It has been a few weeks since I have been fired and I have to say, I couldn’t be happier. Less than 24 hours after getting canned I was at a new job. Well, somewhat new. I have been working nights with a long time friend for years. We actually go way back, about eight years. When I went in to tell him he said I was now full-time and I haven’t turned back.
The new career is still in insurance, which I hate but there is something a bit more liberating about being here. I have my own hours, I am my own boss, and we laugh. I feel free. I feel like I’m back with a family. I don’t feel chained down and oh my, the stress is gone. It is amazing how it takes something big happening to tell you what you already knew.
I knew my prior job was slowly suffocating me but I didn’t quite realize the extent of damage it was doing daily to my health, my marriage, my parenting, my social life and really, you name it, it was affected. The past few weeks have been an awakening and it has really helped me focus every day on actually living and being, instead of just going through the motions of life. I’ve also noticed that I’ve let go of so much more and I’m not nagging about the little things. I think I was looking to grasp onto something to have better control since I felt like I was spiraling at my old job.

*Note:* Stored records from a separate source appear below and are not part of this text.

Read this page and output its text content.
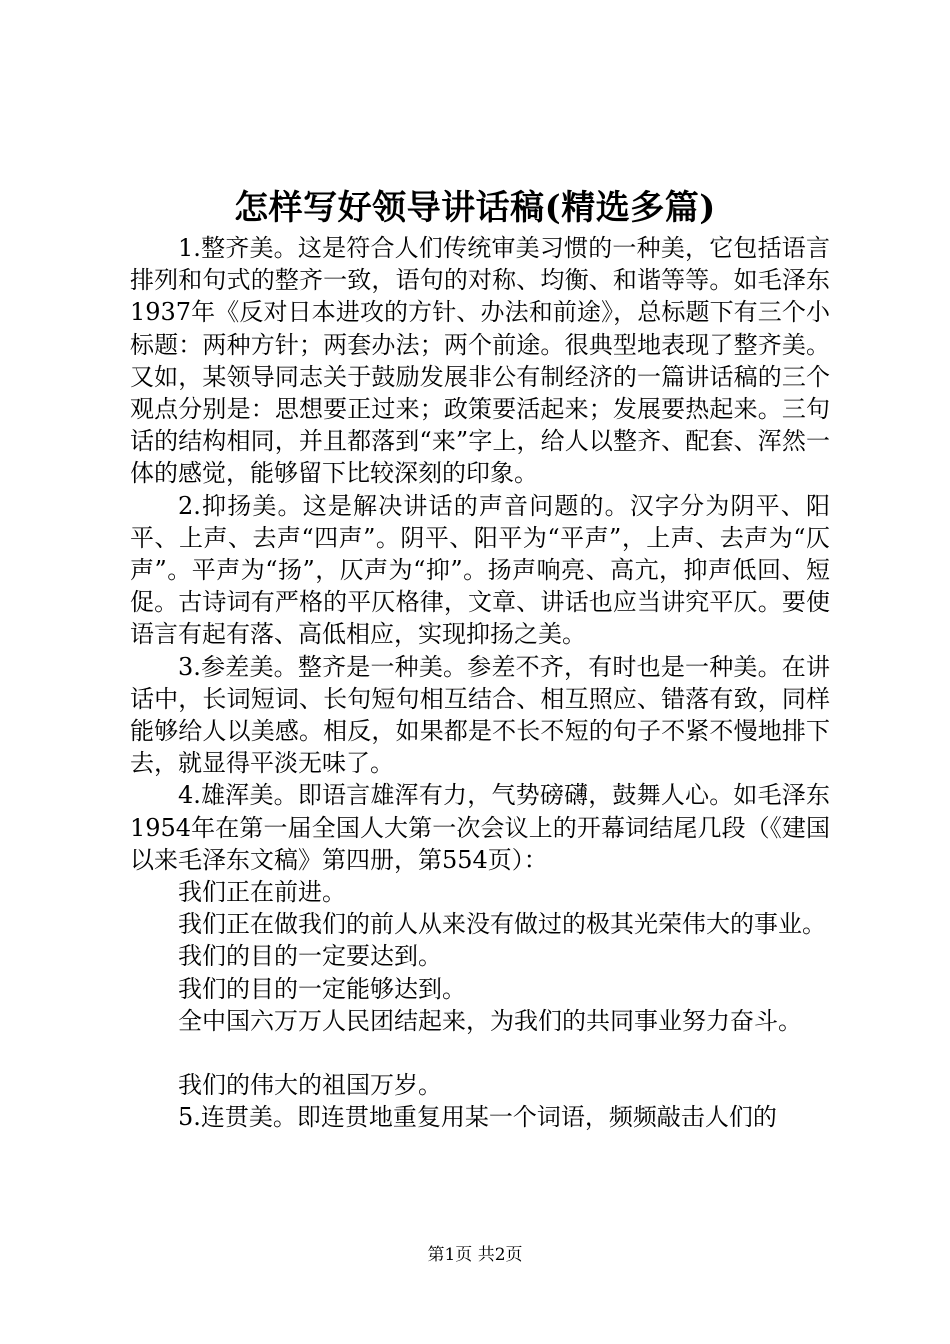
怎样写好领导讲话稿(精选多篇)

1.整齐美。这是符合人们传统审美习惯的一种美，它包括语言排列和句式的整齐一致，语句的对称、均衡、和谐等等。如毛泽东1937年《反对日本进攻的方针、办法和前途》，总标题下有三个小标题：两种方针；两套办法；两个前途。很典型地表现了整齐美。又如，某领导同志关于鼓励发展非公有制经济的一篇讲话稿的三个观点分别是：思想要正过来；政策要活起来；发展要热起来。三句话的结构相同，并且都落到“来”字上，给人以整齐、配套、浑然一体的感觉，能够留下比较深刻的印象。

2.抑扬美。这是解决讲话的声音问题的。汉字分为阴平、阳平、上声、去声“四声”。阴平、阳平为“平声”，上声、去声为“仄声”。平声为“扬”，仄声为“抑”。扬声响亮、高亢，抑声低回、短促。古诗词有严格的平仄格律，文章、讲话也应当讲究平仄。要使语言有起有落、高低相应，实现抑扬之美。

3.参差美。整齐是一种美。参差不齐，有时也是一种美。在讲话中，长词短词、长句短句相互结合、相互照应、错落有致，同样能够给人以美感。相反，如果都是不长不短的句子不紧不慢地排下去，就显得平淡无味了。

4.雄浑美。即语言雄浑有力，气势磅礴，鼓舞人心。如毛泽东1954年在第一届全国人大第一次会议上的开幕词结尾几段（《建国以来毛泽东文稿》第四册，第554页）：

我们正在前进。

我们正在做我们的前人从来没有做过的极其光荣伟大的事业。

我们的目的一定要达到。

我们的目的一定能够达到。

全中国六万万人民团结起来，为我们的共同事业努力奋斗。

我们的伟大的祖国万岁。

5.连贯美。即连贯地重复用某一个词语，频频敲击人们的

第1页 共2页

I’ve had happy hour with old co-workers several times who have filled me in on the news at my old job and we have come to a conclusion on the “why’s” of my firing. I guess it should make me very upset and as some people keep telling me, I could have grounds to sue them but I have already let all of that go. I don’t want it leaking any more toxins into my life and I’ll just assume karma will keep doing its thing. I am more worried about where I am today instead of where I was.
I know, I sound like I smoked something and I’m living with the damn unicorns but I really am just loving life. First month of 2014 down and I feel like I’ve already nailed it.